When I returned to The Gazette to discuss the questions to be submitted, I was informed this approach was unacceptable. The staff at The Gazette, in particular the editor-in-chief, Brendan Howe, was adamant that only telephone or face-to-face interviews were acceptable. I was informed that the policy of The Gazette was not to allow individuals to provide considered answers to a questionnaire. Instead, The Gazette wants interviews with off the cuff answers. Is this the way to find the truth?

I asked Brendan what his policy was based on (e.g. Canadian Press guidelines). His answer was (and I quote since that's what he wants), "it's an unwritten rule. That's the way we've always done things here. I don't know how to explain it. We want answers with part emotion and part fact. An article based solely on facts would be too dry." I tried to point out to him that whether an article is dry or not depends on the person writing it.

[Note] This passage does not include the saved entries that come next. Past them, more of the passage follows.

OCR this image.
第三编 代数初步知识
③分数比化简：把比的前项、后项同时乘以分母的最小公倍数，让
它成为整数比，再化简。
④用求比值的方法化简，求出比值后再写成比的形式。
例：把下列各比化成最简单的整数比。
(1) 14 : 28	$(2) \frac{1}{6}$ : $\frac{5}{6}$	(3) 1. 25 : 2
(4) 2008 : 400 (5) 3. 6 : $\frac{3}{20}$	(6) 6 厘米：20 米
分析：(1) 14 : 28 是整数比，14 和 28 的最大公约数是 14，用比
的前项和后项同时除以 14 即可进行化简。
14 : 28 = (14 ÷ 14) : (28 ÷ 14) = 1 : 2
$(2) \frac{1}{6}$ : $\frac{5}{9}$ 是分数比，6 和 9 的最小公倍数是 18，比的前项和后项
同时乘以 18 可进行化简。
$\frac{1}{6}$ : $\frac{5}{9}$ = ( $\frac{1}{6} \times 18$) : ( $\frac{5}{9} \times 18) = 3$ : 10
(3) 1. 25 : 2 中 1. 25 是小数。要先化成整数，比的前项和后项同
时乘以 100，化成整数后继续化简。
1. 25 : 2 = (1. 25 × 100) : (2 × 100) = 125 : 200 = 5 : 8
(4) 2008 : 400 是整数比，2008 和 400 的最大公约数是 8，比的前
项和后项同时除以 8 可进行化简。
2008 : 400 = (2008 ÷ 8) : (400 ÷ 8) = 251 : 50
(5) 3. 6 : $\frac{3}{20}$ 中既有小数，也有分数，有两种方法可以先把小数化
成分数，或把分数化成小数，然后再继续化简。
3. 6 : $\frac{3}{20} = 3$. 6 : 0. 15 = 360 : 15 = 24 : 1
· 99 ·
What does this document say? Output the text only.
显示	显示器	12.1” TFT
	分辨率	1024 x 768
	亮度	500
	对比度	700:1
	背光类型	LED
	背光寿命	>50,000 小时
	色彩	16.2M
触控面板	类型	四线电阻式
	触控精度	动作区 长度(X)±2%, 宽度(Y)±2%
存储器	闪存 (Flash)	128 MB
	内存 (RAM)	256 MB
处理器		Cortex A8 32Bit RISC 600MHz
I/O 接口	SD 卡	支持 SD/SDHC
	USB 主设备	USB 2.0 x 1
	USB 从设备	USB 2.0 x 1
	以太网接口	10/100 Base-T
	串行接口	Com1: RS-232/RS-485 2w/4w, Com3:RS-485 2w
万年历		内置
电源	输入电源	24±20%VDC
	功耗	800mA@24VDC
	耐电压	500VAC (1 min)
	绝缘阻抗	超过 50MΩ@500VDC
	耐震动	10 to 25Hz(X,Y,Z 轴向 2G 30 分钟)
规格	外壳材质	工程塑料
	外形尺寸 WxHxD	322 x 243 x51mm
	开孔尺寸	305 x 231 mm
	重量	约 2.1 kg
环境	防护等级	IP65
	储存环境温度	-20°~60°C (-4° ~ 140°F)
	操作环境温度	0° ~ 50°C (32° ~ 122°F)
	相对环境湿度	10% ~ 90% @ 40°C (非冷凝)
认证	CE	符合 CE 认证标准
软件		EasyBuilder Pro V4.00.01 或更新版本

He suggested that I approach the Western News, faculty papers or the school of journalism. I guess I'm naive. I thought the purpose of a student newspaper, or any newspaper for that matter, was to provide its readers with the truth. I don't believe in unwritten rules. That's where prejudice, discrimination and other hateful practices thrive.

I put it to you. The Gazette is providing a disservice to the students on this campus. Don't we want to know which is riskier – unprotected oral sex or protected anal sex? Don't we want to know the truth? What does it matter if the truth is in the form of a written answer or a verbal answer? Does the truth matter or is sensationalism the goal?